The floor system: abundant reserves, simple mechanics

After 2008, the Federal Reserve flooded the system with trillions in quantitative easing, creating such abundant reserves that the corridor framework broke. Banks had so much cash that the discount window and excess-reserves rate became irrelevant—no one needed to borrow at punitive rates, and the overnight rate would have collapsed if not for the central bank’s interest on excess reserves.

The Fed and other central banks responded by shifting to a floor system. Instead of managing scarcity, they flooded the system with reserves, announced a floor (the interest paid on excess reserves), and let the overnight rate trade just above that floor. There was no more discount window, no corridor—just a floor.
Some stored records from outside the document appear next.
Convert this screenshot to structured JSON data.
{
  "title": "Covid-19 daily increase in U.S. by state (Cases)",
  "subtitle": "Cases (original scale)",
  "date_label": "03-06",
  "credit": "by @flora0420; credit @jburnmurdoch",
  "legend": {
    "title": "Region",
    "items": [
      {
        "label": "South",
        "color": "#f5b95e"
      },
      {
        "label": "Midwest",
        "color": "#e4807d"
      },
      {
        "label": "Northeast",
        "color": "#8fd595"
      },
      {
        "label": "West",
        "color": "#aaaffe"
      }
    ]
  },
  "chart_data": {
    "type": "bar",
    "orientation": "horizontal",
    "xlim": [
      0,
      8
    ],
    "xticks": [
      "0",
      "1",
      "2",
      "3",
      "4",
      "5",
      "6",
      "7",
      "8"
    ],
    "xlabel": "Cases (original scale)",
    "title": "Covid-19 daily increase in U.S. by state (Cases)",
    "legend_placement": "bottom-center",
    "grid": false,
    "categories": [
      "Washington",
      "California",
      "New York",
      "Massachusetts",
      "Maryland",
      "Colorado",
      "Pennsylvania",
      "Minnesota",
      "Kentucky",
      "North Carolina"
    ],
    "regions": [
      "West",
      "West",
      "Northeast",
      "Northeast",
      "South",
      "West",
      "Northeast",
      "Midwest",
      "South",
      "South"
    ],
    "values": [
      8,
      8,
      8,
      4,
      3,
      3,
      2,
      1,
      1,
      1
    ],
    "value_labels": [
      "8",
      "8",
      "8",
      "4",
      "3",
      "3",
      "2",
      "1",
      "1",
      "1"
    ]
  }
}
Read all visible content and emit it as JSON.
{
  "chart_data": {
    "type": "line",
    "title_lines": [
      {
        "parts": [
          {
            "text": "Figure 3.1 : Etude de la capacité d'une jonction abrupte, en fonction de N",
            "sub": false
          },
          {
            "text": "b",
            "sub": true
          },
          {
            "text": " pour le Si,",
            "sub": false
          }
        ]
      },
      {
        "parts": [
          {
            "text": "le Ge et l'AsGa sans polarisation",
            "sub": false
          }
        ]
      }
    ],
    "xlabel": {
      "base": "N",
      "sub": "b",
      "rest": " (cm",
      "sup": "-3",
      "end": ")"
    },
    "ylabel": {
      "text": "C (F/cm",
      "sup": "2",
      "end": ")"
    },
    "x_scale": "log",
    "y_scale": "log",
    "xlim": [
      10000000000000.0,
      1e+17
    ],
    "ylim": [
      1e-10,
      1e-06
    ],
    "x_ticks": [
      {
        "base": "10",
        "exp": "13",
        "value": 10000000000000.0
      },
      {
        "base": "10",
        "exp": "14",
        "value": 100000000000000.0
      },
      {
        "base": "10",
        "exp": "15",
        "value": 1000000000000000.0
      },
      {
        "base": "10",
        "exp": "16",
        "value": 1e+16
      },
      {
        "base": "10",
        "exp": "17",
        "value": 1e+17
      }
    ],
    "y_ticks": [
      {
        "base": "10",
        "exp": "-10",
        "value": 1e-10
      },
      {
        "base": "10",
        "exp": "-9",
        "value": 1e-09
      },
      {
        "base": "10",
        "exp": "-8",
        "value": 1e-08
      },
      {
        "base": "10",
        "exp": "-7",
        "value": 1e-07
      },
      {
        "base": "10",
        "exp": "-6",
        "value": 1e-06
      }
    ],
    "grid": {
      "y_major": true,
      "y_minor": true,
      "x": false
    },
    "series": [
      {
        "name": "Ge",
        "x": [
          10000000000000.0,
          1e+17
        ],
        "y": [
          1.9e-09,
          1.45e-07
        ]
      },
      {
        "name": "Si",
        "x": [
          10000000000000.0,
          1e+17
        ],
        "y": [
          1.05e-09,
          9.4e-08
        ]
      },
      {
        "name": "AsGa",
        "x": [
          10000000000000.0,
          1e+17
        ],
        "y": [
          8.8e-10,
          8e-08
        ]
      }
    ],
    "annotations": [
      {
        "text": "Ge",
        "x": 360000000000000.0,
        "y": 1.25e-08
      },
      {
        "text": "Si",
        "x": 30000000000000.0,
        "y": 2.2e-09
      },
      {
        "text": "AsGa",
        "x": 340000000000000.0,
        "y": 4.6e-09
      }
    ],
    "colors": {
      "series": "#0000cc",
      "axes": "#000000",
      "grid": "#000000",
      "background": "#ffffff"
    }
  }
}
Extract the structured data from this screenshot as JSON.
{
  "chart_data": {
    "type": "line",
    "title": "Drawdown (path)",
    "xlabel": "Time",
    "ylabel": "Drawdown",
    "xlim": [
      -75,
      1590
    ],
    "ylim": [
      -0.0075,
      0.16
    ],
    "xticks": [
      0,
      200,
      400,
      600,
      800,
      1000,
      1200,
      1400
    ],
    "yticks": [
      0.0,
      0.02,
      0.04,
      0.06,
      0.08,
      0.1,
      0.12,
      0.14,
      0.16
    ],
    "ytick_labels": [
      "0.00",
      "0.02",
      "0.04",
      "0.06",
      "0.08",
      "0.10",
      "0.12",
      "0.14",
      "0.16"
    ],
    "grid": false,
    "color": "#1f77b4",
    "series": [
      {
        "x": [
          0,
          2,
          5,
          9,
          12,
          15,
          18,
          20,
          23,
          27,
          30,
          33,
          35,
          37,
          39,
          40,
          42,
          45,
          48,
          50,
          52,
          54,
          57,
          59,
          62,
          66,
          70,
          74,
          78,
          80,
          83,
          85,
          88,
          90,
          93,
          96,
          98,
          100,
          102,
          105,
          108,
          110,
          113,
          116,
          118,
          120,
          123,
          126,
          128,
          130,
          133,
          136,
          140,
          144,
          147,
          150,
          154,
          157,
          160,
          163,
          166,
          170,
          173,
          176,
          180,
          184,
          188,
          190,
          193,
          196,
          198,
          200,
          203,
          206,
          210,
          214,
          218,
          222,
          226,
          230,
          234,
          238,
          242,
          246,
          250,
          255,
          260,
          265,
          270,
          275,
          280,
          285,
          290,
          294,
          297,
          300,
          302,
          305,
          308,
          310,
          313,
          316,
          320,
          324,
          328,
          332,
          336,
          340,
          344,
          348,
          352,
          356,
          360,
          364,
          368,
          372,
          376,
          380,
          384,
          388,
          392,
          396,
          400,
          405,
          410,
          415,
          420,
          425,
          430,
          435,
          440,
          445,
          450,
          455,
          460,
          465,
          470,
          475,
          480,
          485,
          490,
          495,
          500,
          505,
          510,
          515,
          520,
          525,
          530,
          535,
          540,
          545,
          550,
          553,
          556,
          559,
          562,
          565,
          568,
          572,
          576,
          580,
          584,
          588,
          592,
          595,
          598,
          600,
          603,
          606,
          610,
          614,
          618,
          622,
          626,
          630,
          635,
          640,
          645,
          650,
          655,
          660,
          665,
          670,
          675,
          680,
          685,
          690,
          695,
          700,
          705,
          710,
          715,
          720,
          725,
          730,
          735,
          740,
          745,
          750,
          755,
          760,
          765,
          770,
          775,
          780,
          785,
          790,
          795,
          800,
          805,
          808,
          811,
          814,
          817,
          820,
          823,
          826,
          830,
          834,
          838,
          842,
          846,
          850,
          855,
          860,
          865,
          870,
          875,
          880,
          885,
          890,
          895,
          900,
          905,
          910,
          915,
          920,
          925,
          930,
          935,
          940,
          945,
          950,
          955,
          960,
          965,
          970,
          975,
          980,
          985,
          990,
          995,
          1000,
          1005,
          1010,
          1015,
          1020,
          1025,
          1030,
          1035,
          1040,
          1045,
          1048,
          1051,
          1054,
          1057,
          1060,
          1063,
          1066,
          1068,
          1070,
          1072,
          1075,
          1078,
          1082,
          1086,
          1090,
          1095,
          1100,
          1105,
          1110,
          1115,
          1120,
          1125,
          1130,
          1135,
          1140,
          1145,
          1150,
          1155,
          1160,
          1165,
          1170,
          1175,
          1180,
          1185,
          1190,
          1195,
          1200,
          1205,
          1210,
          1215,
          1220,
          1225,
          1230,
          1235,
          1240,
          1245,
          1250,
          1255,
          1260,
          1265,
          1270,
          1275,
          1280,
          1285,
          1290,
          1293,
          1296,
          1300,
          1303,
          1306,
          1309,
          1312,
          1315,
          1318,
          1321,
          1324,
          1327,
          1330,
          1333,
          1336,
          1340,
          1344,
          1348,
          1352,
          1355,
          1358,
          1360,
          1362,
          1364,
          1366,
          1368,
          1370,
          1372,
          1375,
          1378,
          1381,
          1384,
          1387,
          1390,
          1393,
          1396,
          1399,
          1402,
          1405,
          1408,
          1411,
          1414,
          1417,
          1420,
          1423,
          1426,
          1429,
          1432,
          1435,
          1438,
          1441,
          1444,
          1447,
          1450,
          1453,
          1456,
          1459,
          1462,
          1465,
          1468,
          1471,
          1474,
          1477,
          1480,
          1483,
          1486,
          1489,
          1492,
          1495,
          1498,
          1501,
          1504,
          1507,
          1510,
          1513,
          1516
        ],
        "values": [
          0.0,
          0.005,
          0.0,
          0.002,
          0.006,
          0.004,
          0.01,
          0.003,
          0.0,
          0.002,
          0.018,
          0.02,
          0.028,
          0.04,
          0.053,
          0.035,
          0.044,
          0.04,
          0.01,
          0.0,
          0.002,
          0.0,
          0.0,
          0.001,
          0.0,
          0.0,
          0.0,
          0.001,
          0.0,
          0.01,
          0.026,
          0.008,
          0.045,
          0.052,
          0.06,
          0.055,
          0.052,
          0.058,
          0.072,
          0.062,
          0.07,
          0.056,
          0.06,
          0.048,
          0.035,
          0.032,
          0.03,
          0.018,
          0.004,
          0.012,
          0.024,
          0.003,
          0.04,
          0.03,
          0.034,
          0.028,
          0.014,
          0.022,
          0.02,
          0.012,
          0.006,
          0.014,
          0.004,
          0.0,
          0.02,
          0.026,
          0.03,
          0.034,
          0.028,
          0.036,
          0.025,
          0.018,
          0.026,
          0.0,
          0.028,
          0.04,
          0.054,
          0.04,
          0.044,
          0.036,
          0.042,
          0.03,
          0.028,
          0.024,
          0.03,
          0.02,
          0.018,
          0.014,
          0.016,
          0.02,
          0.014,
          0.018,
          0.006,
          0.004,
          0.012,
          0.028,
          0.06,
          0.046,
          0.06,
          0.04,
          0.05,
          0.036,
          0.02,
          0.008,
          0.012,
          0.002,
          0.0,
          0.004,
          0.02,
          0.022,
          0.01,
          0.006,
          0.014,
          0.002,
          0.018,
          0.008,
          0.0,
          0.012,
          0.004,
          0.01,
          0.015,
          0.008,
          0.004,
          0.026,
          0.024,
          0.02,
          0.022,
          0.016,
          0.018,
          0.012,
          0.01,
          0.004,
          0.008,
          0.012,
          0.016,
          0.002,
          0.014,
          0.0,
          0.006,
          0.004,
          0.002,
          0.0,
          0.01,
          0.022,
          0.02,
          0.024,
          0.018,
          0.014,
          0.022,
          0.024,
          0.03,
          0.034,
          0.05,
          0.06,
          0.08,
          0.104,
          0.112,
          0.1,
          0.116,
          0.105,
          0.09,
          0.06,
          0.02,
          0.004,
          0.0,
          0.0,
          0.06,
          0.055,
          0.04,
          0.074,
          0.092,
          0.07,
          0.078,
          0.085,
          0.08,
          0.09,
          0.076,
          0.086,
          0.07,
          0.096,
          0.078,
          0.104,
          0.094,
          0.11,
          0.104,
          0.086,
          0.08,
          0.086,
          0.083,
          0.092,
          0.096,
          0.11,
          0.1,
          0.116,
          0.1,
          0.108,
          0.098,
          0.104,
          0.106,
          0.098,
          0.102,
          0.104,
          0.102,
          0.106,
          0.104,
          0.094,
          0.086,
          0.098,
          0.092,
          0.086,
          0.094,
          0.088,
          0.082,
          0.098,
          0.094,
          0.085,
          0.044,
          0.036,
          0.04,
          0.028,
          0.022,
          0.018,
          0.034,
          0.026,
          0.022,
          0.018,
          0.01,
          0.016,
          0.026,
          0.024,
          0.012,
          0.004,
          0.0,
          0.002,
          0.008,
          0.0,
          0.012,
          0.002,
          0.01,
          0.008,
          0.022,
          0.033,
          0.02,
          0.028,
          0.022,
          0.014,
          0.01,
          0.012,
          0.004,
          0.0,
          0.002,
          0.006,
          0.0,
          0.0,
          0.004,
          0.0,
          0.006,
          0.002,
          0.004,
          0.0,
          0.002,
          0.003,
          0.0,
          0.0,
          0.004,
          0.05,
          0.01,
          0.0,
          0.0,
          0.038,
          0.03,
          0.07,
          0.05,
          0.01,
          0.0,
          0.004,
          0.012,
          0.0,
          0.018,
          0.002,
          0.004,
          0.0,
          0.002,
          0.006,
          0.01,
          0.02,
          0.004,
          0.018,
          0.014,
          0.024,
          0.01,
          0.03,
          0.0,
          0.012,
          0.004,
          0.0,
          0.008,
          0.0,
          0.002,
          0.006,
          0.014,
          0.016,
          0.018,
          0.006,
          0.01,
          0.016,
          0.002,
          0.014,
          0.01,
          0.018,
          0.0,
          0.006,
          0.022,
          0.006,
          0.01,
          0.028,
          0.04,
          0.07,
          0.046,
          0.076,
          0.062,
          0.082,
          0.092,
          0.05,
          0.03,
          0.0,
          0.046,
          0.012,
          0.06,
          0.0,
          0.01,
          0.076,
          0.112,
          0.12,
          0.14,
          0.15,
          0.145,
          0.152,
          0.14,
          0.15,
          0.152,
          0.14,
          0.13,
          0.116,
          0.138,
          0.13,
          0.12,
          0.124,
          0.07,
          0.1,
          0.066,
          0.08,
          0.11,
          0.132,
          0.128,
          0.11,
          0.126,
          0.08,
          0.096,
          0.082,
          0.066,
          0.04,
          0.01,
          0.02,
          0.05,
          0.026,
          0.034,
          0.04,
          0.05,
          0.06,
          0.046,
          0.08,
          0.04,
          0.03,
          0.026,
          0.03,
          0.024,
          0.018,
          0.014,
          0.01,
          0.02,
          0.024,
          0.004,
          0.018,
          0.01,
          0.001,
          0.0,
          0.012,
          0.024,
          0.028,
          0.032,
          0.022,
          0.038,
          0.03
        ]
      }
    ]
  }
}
The floor system is simpler operationally: the central bank buys enough assets (bonds, treasuries) to generate ample reserves, pays interest on them, and the overnight rate anchors itself near that floor rate almost automatically. No need for open-market operations or intricate reserve targeting. Banks have so much cash that they naturally lend to each other at rates close to the floor.

Trade-offs: control versus simplicity

The corridor system offers tighter control. The central bank can fine-tune reserve supply and width the corridor’s width to hit a precise target. It also enforces discipline—banks cannot hoard reserves costlessly and cannot rely indefinitely on overnight borrowing.

The floor system is operationally simpler and more transparent. The overnight rate essentially equals the floor rate (the interest on excess reserves). There is no uncertainty; banks know the floor and adjust accordingly. The central bank avoids constant tinkering and can focus on longer-term strategy.

But the floor system has a cost: abundant reserves can blur the boundary between monetary policy and fiscal stimulus. If the central bank has enormous excess reserves in the system, is it still controlling money supply, or is it simply bankrolling government spending? The blended approach raises questions about central bank independence and asset bubbles.

The corridor system, conversely, forces a more disciplined interplay between supply and demand. Reserves are scarce; banks must make genuine choices about borrowing and lending. The friction protects against zombie lending and maintains the signalling power of the overnight rate.

The choice reflects doctrine

Different central banks have chosen differently based on philosophy and crisis experience.

The Federal Reserve shifted to floor in 2008 and remained there through 2021, accumulating over USD 4 trillion in assets. The European Central Bank has oscillated, running a corridor during normal times but sometimes adding tiered reserve remuneration (a hybrid floor for part of reserves) to protect banks’ profitability. Some emerging-market central banks have experimented with both; the choice depends on financial system maturity and capital flow volatility.

The 2022–2023 period saw new urgency: as central banks raised rates and shrank balance sheets, the question of whether to return to a corridor or stay with a floor became live. A return to corridor would require draining reserves and tightening supply—politically harder than simply adjusting a floor rate.

Tiered floors: a middle ground

Many central banks now use a tiered floor system—not strictly abundant reserves, not corridor scarcity, but somewhere in between. They pay interest on a tranche of reserves at the corridor rate (or a floor), then a reduced rate on excess reserves above that tranche. This limits the cost of maintaining a floor while preserving some structural discipline. The tiered reserve remuneration approach aims to square the circle: operational simplicity without fully abandoning the pricing mechanisms that once kept banks honest.